Dr. Price's documented work verifies that with traditional, local diets devoid of civilized foods such as sugar, canned vegetables, and white flour products, people were longer lived, handsomer, and healthier than their modern counterparts. As soon as processed foods entered the native diet, problems such as tooth decay, TB, structural defects in children, and difficulties with childbearing emerged as the first symptoms.

In recent years, nutritional studies have been made of ancient peoples who have been found to be exceedingly healthy and long-lived. In studying the traditional Maori of New Zealand, the Sikhs of Northern India, the migratory Indians from the American High Sierras, ancient Peruvians, natives of the Outer Hebrides near Scotland, and the early Greeks, it was found that despite geographical variances, their diets stressed a greater use of fresh vegetables, fruits, nuts, seeds, and a return to the consumption of unrefined cereals, beans, and other complex carbohydrates. Another factor to contemplate is that these peoples ate in accordance with their immediate environment, thus enabling them to maintain natural physiological balance with the local climate.

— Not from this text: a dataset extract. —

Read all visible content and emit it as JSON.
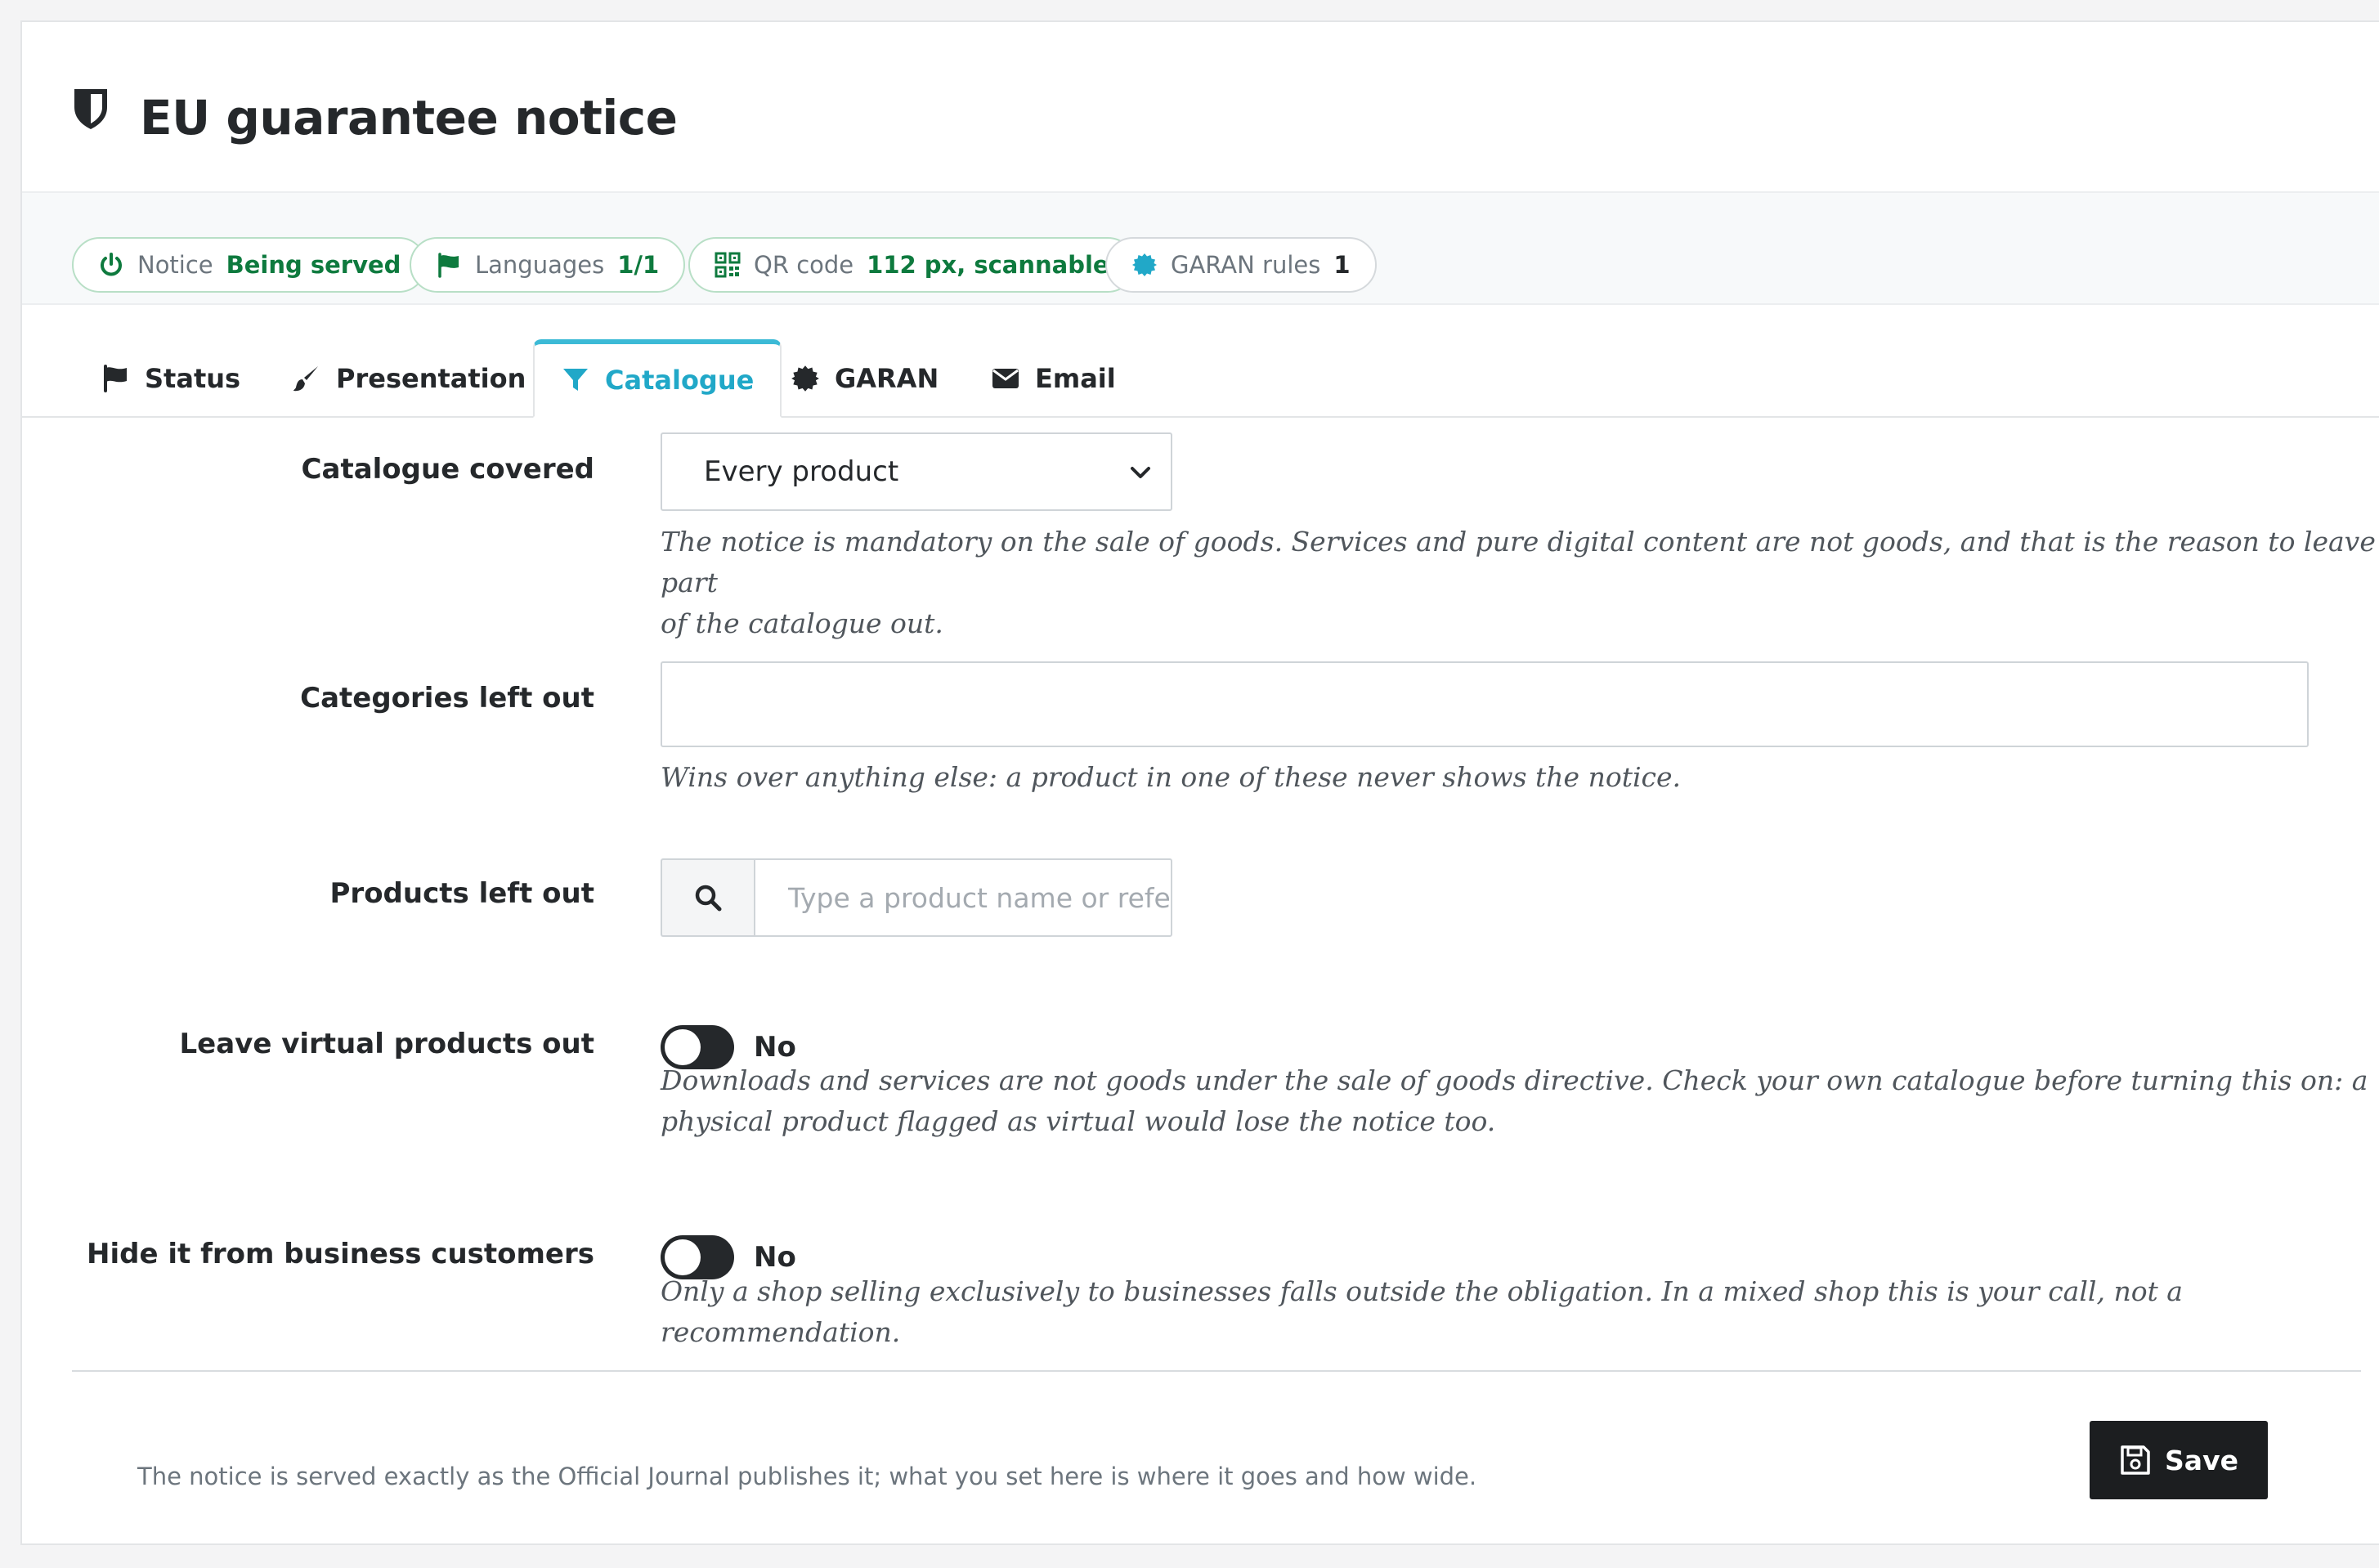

It is noteworthy that whole cereal grains constituted humanity's staple food for hundreds of thousands of years, and up until recent times, they were eaten as a primary food throughout the world. For example, rice was eaten in the Orient, wheat in Europe and Asia, buckwheat in Central Europe, and corn in the Americas.

Now that we have a viewpoint from an archival context as to what might be the appropriate food for man, I next looked at the human body itself for more clues.

Our permanent teeth show the biological history of man. Of the 32 teeth, we have twenty molars used primarily for grinding grain, as well as eight incisors most effective for cutting vegetables. The four canine teeth can be used for tearing flesh or animal foods. Thus, twenty-eight teeth are suited for vegetable quality foods, while the four canines are for animal food. As a seven to one ratio, could this mean we are to eat seven times more vegetable quality than animal food?

The structure and function of our intestines give us another indication of what direction to take. Vegetable foods do not easily putrefy and therefore do not disrupt the beneficial functioning of intestinal bacteria. Animal protein, on the other hand, begins to decompose as soon as the animal has been killed.

Refrigeration will temporarily slow the process, but when it enters the warm, dark, and very long intestinal tract, putrescence speeds up. If there is an unpleasant odor to bowel movements, this is an indication of an unhealthy intestinal environment. Be aware that carnivorous (flesh eating) animals, unlike humans, have short intestines. Thus, food digests quickly and is rapidly eliminated.